6. Madhur Jaffrey. The pages of this book are wrinkled from splatter and speckled from spice. This week I prepared Makkhani murghi (Chicken in Butter Sauce), so that page 92 now has extra wrinkle and speckle. I’ve tried most of the recipes in this book. Seb, Shannon and family gave me the book for Christmas in 2007. With Indian cooking you have to start somewhere, so why not here? Madhur Jaffrey went to England in the Fifties to study acting, but it was her experience of terrible English food and poor-quality Indian restaurants that compelled her to write home for real recipes. These she started promoting, the genuine article, and the rest is history. Freshness, simplicity, richness. She explains how Indian has no strict rules. Variation of texture and colour at the table, that’s important. Variety of flavours, wet and dry both, please. At the table we may dip into dips, use knife and fork, dunk and mop, but are advised “most Indians like to eat with their hands,” more exactly their right hand. This brings to mind our friend Janet Campbell of blessed memory, who regularly scandalised diners at Phantom India and like restaurants in this way. Her fervent belief in teapots of chai, an eternity of them, added to her unorthodox ways, in the eyes of cutlery Melburnians. It was rave-up through the meal and namaste namaste namaste as we drifted out into the night.     

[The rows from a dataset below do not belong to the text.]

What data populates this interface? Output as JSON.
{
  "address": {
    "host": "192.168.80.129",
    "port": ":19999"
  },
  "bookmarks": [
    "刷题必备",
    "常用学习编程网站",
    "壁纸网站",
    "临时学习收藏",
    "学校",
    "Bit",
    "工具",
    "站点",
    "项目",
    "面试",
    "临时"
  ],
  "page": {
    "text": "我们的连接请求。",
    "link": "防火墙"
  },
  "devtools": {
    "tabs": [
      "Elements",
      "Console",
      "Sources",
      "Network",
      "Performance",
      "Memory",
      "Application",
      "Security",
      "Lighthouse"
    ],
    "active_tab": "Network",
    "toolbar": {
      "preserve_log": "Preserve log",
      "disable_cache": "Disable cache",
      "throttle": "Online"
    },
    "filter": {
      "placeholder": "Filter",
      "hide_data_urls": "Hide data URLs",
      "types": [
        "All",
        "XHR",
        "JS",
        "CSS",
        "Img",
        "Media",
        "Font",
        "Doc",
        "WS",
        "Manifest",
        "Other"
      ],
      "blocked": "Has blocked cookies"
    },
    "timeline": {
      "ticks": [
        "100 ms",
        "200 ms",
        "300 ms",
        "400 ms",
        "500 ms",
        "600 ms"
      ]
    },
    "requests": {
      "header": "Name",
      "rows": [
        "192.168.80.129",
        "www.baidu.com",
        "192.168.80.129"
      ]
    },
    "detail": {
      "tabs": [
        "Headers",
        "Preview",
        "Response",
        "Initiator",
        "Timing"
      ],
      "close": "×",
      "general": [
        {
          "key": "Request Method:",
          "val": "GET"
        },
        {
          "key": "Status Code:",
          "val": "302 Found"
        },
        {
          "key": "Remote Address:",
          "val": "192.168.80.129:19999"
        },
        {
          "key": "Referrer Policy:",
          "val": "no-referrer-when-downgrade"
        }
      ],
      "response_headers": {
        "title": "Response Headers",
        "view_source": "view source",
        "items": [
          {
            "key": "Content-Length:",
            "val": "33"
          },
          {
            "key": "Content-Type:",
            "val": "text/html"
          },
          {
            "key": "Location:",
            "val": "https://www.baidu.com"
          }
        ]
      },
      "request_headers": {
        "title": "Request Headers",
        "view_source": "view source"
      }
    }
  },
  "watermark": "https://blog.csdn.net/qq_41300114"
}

Recipe. Mix about 4 tablespoons of TOMATO PUREE with WATER to make 250 ml of sauce. Add a block of grated GINGER, 300 ml of CREAM, 1 teaspoon or so of GARAM MASALA, 1 teaspoon SUGAR, chopped CHILLI or I just use SWEET CHILLI SAUCE a slurp, a big handful of chopped CORIANDER, 4 teaspoons of LEMON JUICE, and CUMIN SEEDS. Mix all of this together and pour into a pan of melted DAIRY BUTTER about 100 grams. You the add the precooked CHICKEN, Tandoori if you like, enough for each diner. Serve immediately with BASMATI RICE.